How to get Halt O'Carrick to pop the question

by Jay_the_bird



Category: Ranger's Apprentice - John Flanagan
Genre: Angst with a Happy Ending, Bows & Arrows, Hurt/Comfort, M/M, Marriage Proposal, Near Death, One Shot, Prompt Fill, RA Fanfiction Challenge
Language: English
Status: Completed
Published: 2020-08-10
Updated: 2020-08-10
Packaged: 2021-03-06 06:21:52
Rating: Teen And Up Audiences
Warnings: Graphic Depictions Of Violence
Chapters: 1
Words: 1,016
Publisher: archiveofourown.org
Story URL: https://archiveofourown.org/works/25828870
Author URL: https://archiveofourown.org/users/Jay_the_bird/pseuds/Jay_the_bird
Summary: A guide by Crowley Meratyn
Relationships: Crowley Meratyn/Halt O'Carrick
Comments: 15
Kudos: 33
Collections: RA Fanfiction Challenge #3





	How to get Halt O'Carrick to pop the question

**Author's Note:**

> Hello folks!
> 
> I am taking a break from my not-so-regularly scheduled angst fest of a series to write this lovely fluffy one shot.
> 
> (checks notes) 
> 
> wait no sorry I made it angsty again.
> 
> -Jay

Crowley has been trying to get Halt to propose to him almost since they met. It is not an easy task by any stretch of the imagination – Halt is inclined towards suspicion and isolation and has been running away since before they first laid eyes on one another. It takes many long years. It takes growing older together. It takes lazy afternoons strolling through the woods in spring and quiet mornings curled up together as the sun paints Castle Araluen in gold. Talking about the future, about the two of them, about an eternity shared in defiance of all that threatens to hurt them. Staring at his face in love and awed wonder, bathed in starlight and sharp in the silver and blue of midnight before Crowley kisses him. It takes every moment of peace they have stolen from a harsh and uncompromising world. Trust and safety built of blood and tears and pain and joy, tested in the flames of war. Small, pure moments, laughing, smiling, holding onto each other to survive in spite of the dangers around them. It takes hope and love and joy and patience.

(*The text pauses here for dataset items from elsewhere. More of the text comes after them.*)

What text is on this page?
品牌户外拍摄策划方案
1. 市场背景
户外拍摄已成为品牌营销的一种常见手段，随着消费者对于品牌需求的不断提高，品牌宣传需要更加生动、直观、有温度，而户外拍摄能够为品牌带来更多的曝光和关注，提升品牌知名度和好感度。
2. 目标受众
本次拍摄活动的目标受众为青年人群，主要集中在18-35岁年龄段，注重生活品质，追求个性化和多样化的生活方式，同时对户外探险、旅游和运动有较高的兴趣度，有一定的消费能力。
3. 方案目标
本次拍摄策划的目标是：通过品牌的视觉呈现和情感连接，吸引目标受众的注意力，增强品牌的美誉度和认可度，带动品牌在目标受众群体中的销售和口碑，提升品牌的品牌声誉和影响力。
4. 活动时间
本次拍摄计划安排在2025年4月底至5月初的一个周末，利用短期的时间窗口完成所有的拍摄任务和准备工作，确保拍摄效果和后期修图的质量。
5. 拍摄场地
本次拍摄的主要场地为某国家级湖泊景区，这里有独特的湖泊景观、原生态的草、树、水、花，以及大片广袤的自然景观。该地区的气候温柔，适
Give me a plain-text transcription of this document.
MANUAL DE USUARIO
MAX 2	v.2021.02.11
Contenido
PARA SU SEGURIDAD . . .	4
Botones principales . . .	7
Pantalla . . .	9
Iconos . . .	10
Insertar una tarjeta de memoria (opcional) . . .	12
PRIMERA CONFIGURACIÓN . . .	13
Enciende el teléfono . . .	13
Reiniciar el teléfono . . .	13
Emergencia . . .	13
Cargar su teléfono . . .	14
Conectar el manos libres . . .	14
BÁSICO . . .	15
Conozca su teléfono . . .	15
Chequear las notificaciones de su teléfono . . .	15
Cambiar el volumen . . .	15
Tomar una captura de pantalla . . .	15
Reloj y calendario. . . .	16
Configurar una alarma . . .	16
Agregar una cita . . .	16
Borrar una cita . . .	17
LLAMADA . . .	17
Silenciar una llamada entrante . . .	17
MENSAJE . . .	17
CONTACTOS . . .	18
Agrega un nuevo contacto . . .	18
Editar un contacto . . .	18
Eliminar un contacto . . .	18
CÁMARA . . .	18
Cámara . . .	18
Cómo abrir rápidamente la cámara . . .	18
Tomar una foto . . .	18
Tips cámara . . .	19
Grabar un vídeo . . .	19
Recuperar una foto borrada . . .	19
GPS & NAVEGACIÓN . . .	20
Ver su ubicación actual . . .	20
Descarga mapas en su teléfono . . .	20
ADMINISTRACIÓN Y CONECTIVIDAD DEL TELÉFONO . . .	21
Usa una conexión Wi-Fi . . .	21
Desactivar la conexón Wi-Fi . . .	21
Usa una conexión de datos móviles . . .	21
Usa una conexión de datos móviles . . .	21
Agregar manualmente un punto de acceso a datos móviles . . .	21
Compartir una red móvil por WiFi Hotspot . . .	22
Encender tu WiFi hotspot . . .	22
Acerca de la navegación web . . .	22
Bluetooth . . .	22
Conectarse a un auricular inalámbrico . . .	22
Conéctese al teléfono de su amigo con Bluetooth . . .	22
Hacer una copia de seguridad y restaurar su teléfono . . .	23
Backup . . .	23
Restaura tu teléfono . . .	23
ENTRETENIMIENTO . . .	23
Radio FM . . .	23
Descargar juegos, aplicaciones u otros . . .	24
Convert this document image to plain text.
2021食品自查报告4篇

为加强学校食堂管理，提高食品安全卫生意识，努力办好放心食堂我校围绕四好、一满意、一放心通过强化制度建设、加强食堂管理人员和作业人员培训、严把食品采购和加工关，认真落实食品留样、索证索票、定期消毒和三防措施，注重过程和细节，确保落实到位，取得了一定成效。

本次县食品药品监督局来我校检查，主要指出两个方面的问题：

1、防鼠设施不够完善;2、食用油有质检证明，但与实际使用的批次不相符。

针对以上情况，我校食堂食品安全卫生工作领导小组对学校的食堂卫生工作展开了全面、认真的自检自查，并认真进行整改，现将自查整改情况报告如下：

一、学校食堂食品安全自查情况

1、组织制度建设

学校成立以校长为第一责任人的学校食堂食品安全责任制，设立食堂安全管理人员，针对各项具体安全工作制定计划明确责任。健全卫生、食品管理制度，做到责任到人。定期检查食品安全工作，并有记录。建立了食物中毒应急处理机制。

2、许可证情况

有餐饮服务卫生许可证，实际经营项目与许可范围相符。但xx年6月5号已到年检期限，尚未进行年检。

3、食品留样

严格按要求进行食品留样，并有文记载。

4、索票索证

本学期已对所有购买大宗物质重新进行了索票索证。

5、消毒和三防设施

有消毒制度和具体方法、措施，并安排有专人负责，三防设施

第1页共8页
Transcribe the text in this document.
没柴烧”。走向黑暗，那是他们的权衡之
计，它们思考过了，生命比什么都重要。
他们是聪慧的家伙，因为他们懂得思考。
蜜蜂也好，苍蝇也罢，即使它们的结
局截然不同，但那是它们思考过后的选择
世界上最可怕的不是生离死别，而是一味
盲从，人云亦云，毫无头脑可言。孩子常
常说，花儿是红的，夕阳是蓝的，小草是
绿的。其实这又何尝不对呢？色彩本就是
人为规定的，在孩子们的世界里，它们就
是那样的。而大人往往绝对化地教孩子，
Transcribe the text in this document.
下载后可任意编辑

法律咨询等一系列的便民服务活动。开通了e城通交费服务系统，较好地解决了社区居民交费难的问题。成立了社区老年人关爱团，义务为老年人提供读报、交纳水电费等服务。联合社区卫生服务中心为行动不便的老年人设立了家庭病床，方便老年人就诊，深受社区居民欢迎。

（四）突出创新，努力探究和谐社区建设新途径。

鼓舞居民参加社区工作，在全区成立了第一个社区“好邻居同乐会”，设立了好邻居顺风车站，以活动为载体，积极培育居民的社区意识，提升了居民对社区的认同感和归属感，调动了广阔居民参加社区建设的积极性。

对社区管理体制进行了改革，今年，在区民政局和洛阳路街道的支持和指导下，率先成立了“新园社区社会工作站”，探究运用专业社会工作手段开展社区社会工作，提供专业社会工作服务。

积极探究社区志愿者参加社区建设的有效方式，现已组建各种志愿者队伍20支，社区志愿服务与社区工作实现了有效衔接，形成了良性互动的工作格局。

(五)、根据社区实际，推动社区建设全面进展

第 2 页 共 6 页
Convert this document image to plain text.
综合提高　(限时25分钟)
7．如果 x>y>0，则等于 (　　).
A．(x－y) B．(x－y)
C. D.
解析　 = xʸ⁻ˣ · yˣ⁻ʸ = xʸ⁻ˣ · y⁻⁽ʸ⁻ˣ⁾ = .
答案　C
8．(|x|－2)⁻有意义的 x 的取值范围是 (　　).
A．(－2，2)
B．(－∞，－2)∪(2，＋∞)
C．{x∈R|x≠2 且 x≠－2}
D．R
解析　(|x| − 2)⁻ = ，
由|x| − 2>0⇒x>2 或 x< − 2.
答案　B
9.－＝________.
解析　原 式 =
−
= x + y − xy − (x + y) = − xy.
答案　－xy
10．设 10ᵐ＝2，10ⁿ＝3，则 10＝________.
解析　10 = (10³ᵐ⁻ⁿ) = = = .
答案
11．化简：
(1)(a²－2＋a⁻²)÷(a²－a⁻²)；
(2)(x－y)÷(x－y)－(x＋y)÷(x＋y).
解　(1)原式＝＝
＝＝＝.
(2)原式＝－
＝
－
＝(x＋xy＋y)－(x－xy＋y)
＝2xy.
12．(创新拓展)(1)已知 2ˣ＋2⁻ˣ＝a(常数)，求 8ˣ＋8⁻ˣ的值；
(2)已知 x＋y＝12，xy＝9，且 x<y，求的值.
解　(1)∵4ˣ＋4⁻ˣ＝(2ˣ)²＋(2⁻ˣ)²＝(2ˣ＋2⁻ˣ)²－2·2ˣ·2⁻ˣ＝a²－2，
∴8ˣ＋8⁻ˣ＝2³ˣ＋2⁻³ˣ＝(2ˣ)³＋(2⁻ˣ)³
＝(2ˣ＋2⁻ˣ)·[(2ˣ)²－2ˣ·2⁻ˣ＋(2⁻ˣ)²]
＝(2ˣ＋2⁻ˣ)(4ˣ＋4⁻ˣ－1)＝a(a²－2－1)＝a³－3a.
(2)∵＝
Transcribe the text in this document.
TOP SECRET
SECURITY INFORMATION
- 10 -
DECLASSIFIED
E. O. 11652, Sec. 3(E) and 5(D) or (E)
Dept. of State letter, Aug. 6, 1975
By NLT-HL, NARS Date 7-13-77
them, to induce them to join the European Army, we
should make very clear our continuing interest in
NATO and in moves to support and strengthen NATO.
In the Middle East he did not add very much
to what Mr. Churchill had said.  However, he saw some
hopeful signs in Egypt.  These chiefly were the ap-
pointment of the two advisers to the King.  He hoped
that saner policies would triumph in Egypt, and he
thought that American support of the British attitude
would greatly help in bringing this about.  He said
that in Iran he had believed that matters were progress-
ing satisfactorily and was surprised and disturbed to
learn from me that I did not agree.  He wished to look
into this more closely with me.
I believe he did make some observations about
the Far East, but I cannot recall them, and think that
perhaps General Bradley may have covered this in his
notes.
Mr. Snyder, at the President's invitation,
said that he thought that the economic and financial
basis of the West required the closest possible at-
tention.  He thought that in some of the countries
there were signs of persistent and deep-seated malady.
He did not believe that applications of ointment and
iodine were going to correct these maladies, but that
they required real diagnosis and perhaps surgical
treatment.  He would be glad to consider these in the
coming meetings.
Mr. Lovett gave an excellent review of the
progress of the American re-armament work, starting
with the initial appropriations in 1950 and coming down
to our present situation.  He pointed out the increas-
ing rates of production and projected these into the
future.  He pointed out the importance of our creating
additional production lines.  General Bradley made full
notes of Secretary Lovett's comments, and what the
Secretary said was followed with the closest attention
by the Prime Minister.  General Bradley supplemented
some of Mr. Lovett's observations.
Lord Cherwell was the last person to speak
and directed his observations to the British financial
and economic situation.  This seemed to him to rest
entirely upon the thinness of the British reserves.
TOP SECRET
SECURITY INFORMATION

It takes a broad, razor sharp arrowhead, disappearing between Crowley’s shoulder blades as he turns to loose another arrow. The sharp, heavy thing is slightly off centre, and he gasps as it pierces his skin and muscles, the slicing, burning pain lighting up every nerve in his body before the momentum pushes him forwards and he goes down, bow clattering to the ground. The ground is hard as it hits his knees, bare rock cold and jagged on his cheek as he lays still with the pain, knowing it in every inch of him. Strangely, he is most aware of the reflected sunlight hurting his eyes as the smooth stone becomes blinding. The smacking sound of arrows hitting flesh is accompanied by the crunching of bone. Halt has forgone the idea of capturing the bandits, and each death brings him closer to where Crowley lays, groaning in pain on the rough, cold ground, unable to move, unable to breathe, his heart thumping loud in his ears, drowning out all thought except for a desperate longing for the pain to go away by any means necessary.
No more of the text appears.